Cheffe d’orchestre, violoniste et musicologue, Amal Guermazi raconte son parcours, la création de Mazzika Orchestra et sa vision pour faire dialoguer patrimoine musical arabe et répertoires contemporains sur les grandes scènes internationales.

Amal Guermazi, cheffe d’orchestre au service de la musique arabe

Entretien conduit par Monia Boulila

Amal Guermazi est cheffe d’orchestre, musicologue et violoniste. Cofondatrice et directrice de Mazzika, le premier orchestre arabe d’Europe créé en 2018, elle œuvre à faire dialoguer patrimoine musical et écriture orchestrale contemporaine.

Formée dès l’enfance au conservatoire à Sfax, elle poursuit des études de musicologie à Tunis puis à la Sorbonne, où elle consacre son doctorat aux bandes-son des films de Youssef Chahine. Son parcours l’amène à collaborer avec des institutions internationales, de la Cinémathèque française à Harvard, autour de la transmission et de la transcription des archives musicales arabes.
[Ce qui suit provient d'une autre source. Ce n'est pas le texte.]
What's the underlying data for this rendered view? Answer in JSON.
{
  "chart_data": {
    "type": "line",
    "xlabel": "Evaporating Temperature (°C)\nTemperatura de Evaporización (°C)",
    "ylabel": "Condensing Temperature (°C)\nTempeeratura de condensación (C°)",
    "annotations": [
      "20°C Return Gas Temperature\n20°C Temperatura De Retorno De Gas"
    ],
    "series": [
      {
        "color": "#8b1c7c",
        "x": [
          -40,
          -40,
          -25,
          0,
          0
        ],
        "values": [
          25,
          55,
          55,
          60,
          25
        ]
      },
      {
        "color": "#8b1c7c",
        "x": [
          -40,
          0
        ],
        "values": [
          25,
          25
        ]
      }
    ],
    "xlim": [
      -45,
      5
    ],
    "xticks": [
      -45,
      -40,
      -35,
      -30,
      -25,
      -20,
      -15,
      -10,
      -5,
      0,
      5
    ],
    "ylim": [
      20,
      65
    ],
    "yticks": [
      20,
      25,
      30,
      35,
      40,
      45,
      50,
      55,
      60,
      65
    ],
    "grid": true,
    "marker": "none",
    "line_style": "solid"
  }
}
À la croisée de la recherche et de la scène, Amal Guermazi dirige Mazzika sur des scènes européennes et internationales, avant une première tournée dans le monde arabe en 2025, affirmant une vision exigeante et ouverte de la musique arabe d’hier et d’aujourd’hui.

Amal Guermazi invitée de Souffle inédit
Photo : Khouloud Abdelhedi

Nous avons interviewé Amal Guermazi pour revenir sur son parcours, sa vision et les enjeux qui traversent son travail.

M.B : Vous avez grandi dans une famille mélomane à Sfax et intégré très jeune le conservatoire. Qu’est-ce qui vous a attirée vers le violon et la musicologie ?

Amal Guermazi : J’ai grandi dans une maison où la musique faisait partie de la vie quotidienne. Mes parents avaient fait le conservatoire et étaient de grands mélomanes.
Ma mère me racontait que, dès l’âge de deux ans, je lui disais : « Quand je serai grande, je serai violoniste » (en arabe makanjakamanja — en inversant les syllabes !).
Pour ma part, je me rappelle encore nos soirées familiales où nous chantions avec mes tantes et mes cousins, tandis que mon père et moi jouions.
Très rapidement, j’ai commencé le conservatoire et j’en ai été diplômée à l’âge de 16 ans.
Après mon baccalauréat scientifique obtenu avec une mention très bien, je n’ai pas suivi la voie attendue : j’ai choisi la musicologie. Je voulais mieux comprendre la musique arabe, l’analyser, la contextualiser et surtout participer à sa transmission d’une manière plus scientifique et durable.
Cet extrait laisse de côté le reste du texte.